Pilot launched for students to access courses on Internet
A pilot project through which Jamaican students will be able to learn courses via the Internet, was launched Monday by a North American company — Click A Tutor Inc — at the Tivoli Gardens Comprehensive High School in Kingston.
A second project was expected to be launched yesterday at the Penwood High School, also in Kingston, and the third is scheduled for the Tacky High School in St Mary was being considered for the third pilot, according to Ravi Thomas, president and CEO of Click A Tutor Inc. As of next month, individual parents will be able to have access to the service.
Click A Tutor, which offers complete high school online courses to Grades four -12 public, private and home school students in Canada and the United States, added the Jamaican high school curriculum to its website a month ago, Thomas said.

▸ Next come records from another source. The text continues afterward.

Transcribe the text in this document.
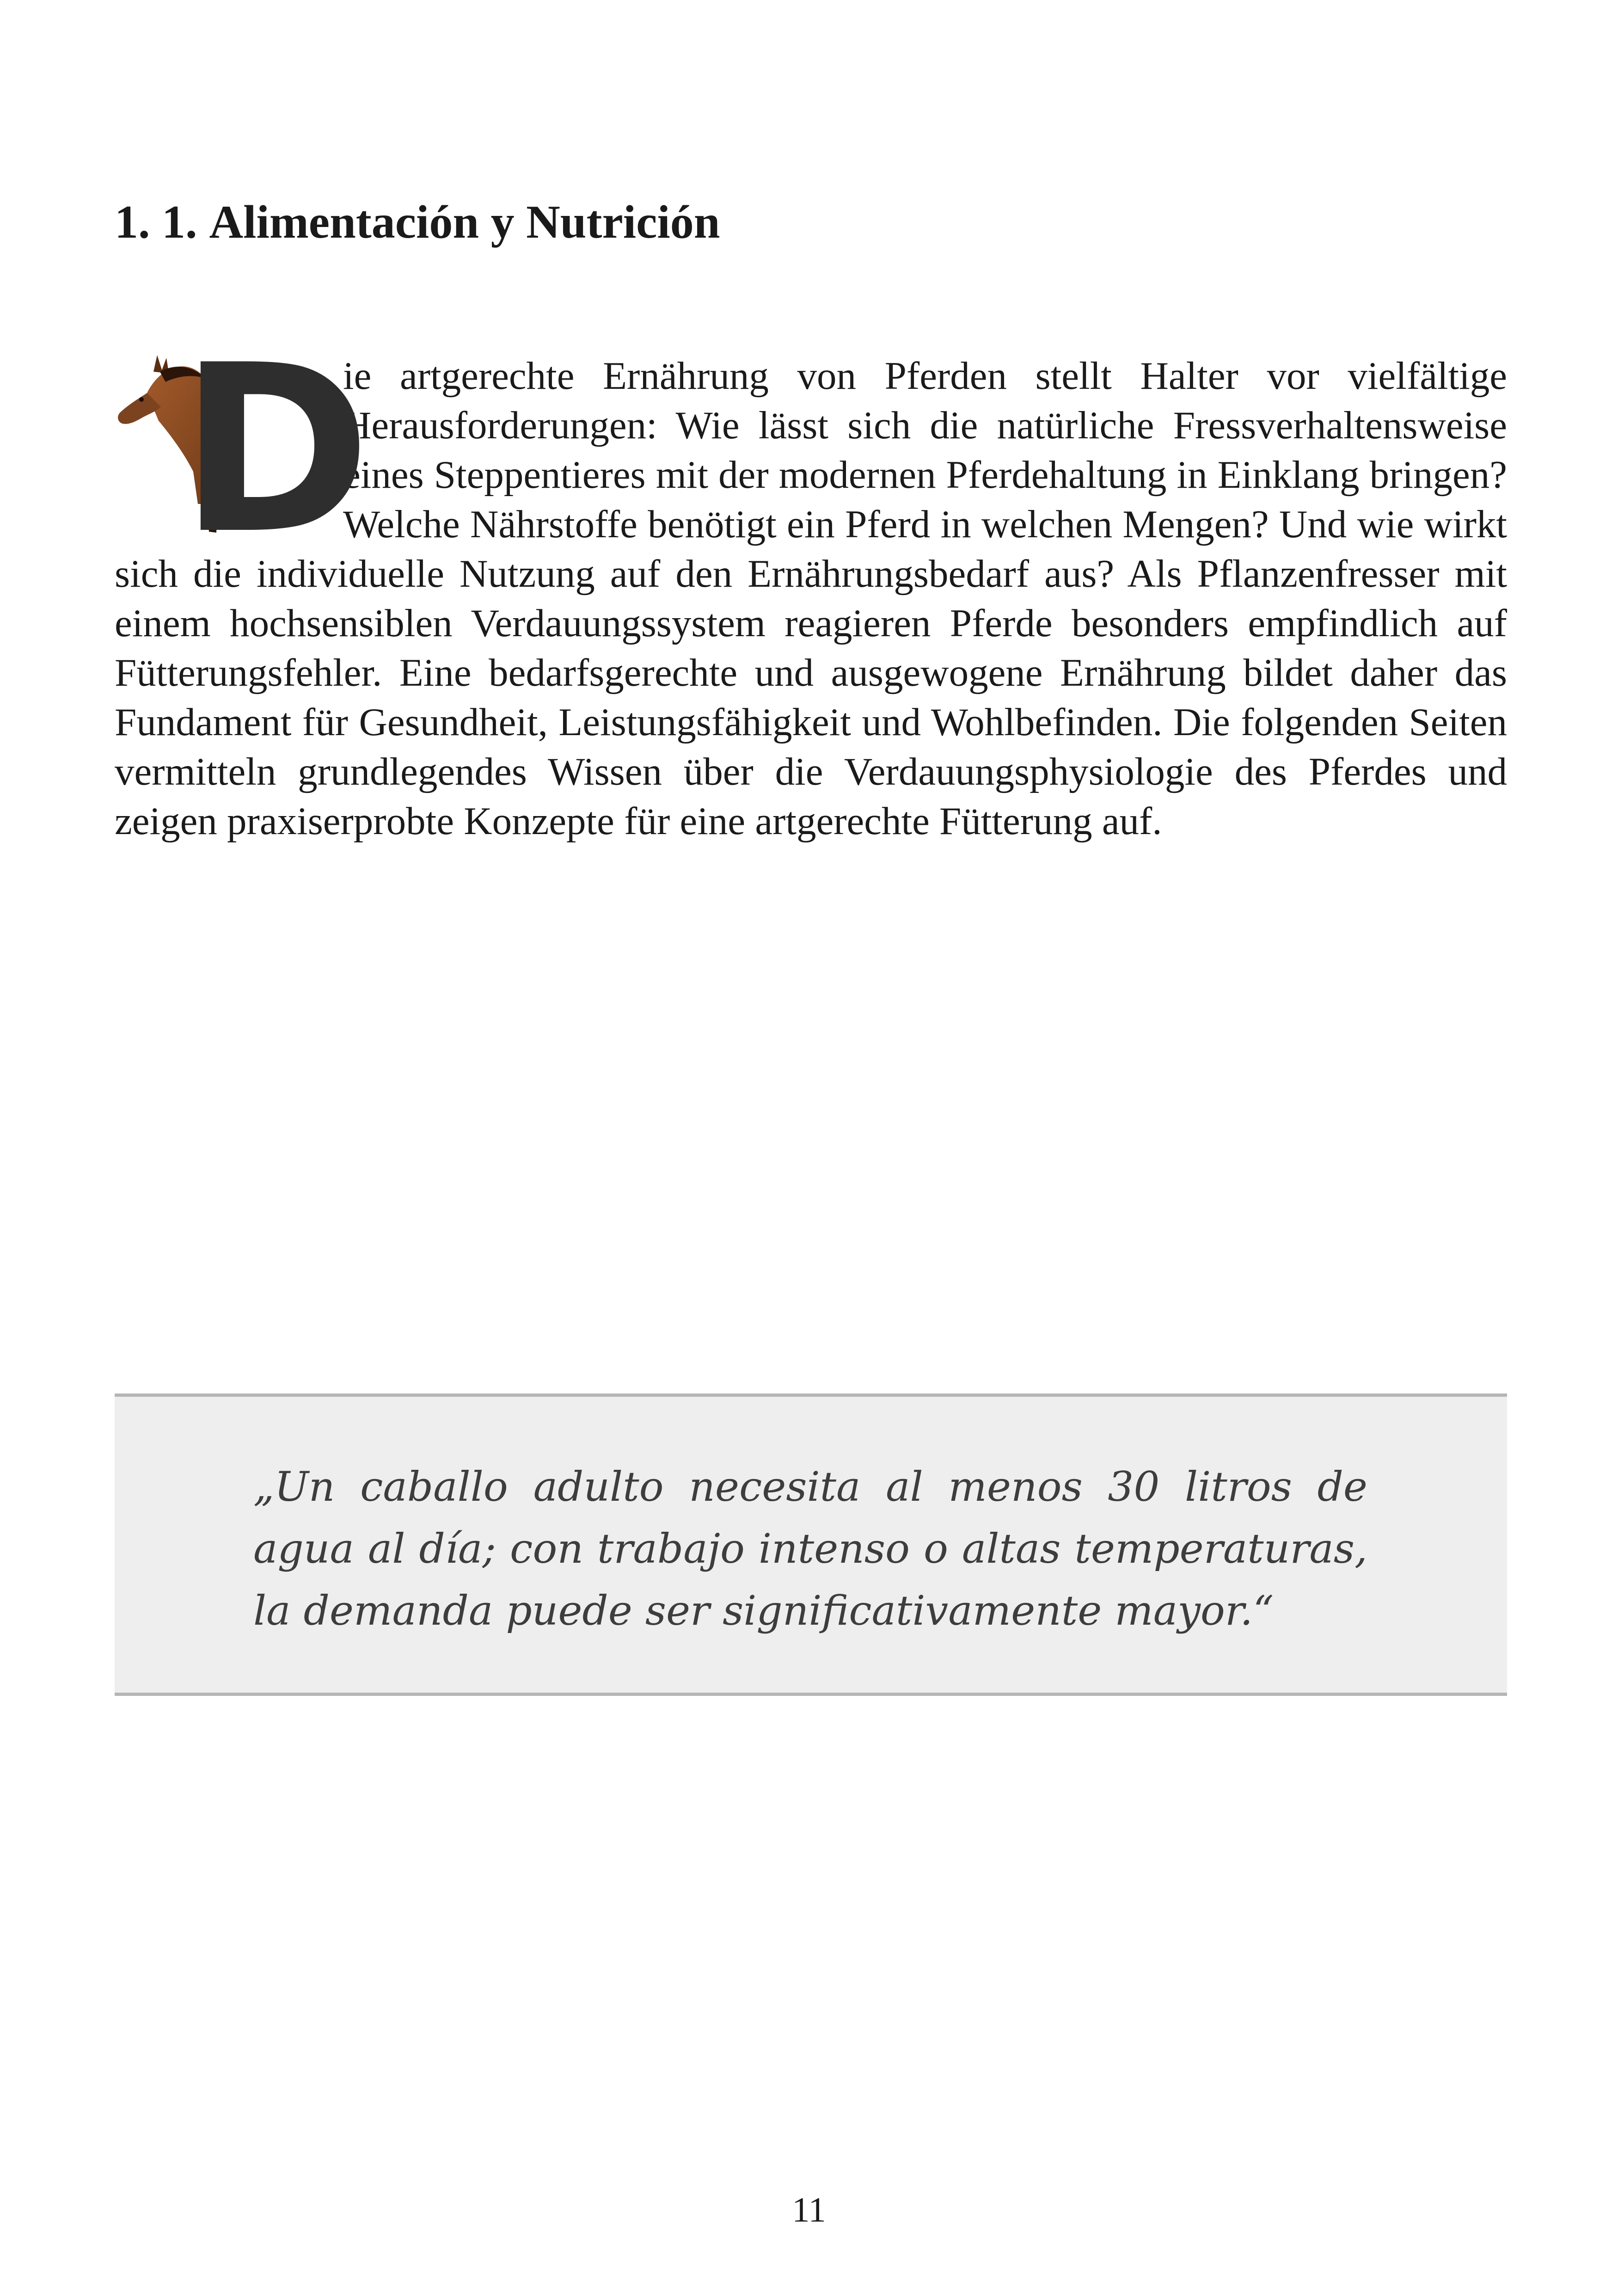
1. 1. Alimentación y Nutrición
D

ie artgerechte Ernährung von Pferden stellt Halter vor vielfältige Herausforderungen: Wie lässt sich die natürliche Fressverhaltensweise eines Steppentieres mit der modernen Pferdehaltung in Einklang bringen? Welche Nährstoffe benötigt ein Pferd in welchen Mengen? Und wie wirkt sich die individuelle Nutzung auf den Ernährungsbedarf aus? Als Pflanzenfresser mit einem hochsensiblen Verdauungssystem reagieren Pferde besonders empfindlich auf Fütterungsfehler. Eine bedarfsgerechte und ausgewogene Ernährung bildet daher das Fundament für Gesundheit, Leistungsfähigkeit und Wohlbefinden. Die folgenden Seiten vermitteln grundlegendes Wissen über die Verdauungsphysiologie des Pferdes und zeigen praxiserprobte Konzepte für eine artgerechte Fütterung auf.

„Un caballo adulto necesita al menos 30 litros de agua al día; con trabajo intenso o altas temperaturas, la demanda puede ser significativamente mayor.“

11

Jamaican students will also be able to access the North American curricula on Click A Tutor which has been approved by the National Association of Private Schools in the US to give school leaving certificates.
In preparing subject courses taught in Jamaican high schools for the website which has no advertising or chat room, Click A Tutor was guided by the curriculum on the Ministry of Education website, Thomas said.
A feature of the website is the availability of live tutors 24 hours a day to answer questions. The website also has a library and questions asked by other children and the answers are also stored in the system.
“The website will offer to Jamaican children, world-class education resources that can narrow the digital divide and bring them on the same level playing-field with children in any developed country,” Thomas told the Observer.
The annual membership fee for North American students to access Click A Tutor is US$150 annually, but through the sponsorship of two Jamaicans living in Canada and Jamaica Labour Party councillor, Robert Montaque, the cost to children in the pilot schools will be J$50 annually.
In the computer laboratory at the Tivoli Gardens Comprehensive High School, the children will be able to access the website by using the school’s password.
Wayne McBean who resided in Tivoli Gardens before migrating to Canada, was made aware of Click A Tutor, by Errol Barnswell, a friend from Clarendon.
“Errol approached me about sponsoring a pilot project for Jamaica, and I thought it could benefit the island,” McBean said.
Tivoli Gardens was chosen for the pilot because the inner-city high school has a “good computer laboratory” and students from a wide cross section of economic backgrounds, Montaque said.
Barnswell recalled that an illiterate farm worker he sat beside on a flight to Jamaica from Canada, motivated him to participate in a project that could make education more available to Jamaican students.
“On a flight to Jamaica I sat beside a farmworker. He couldn’t fill out the immigration form or sign his name. I thought something was wrong. When Ravi told me what he was doing, I called Montaque, my college mate from the Passley Gardens Agricultural School (now the College of Agricultural Science and Education (CASE),” Barnswell said.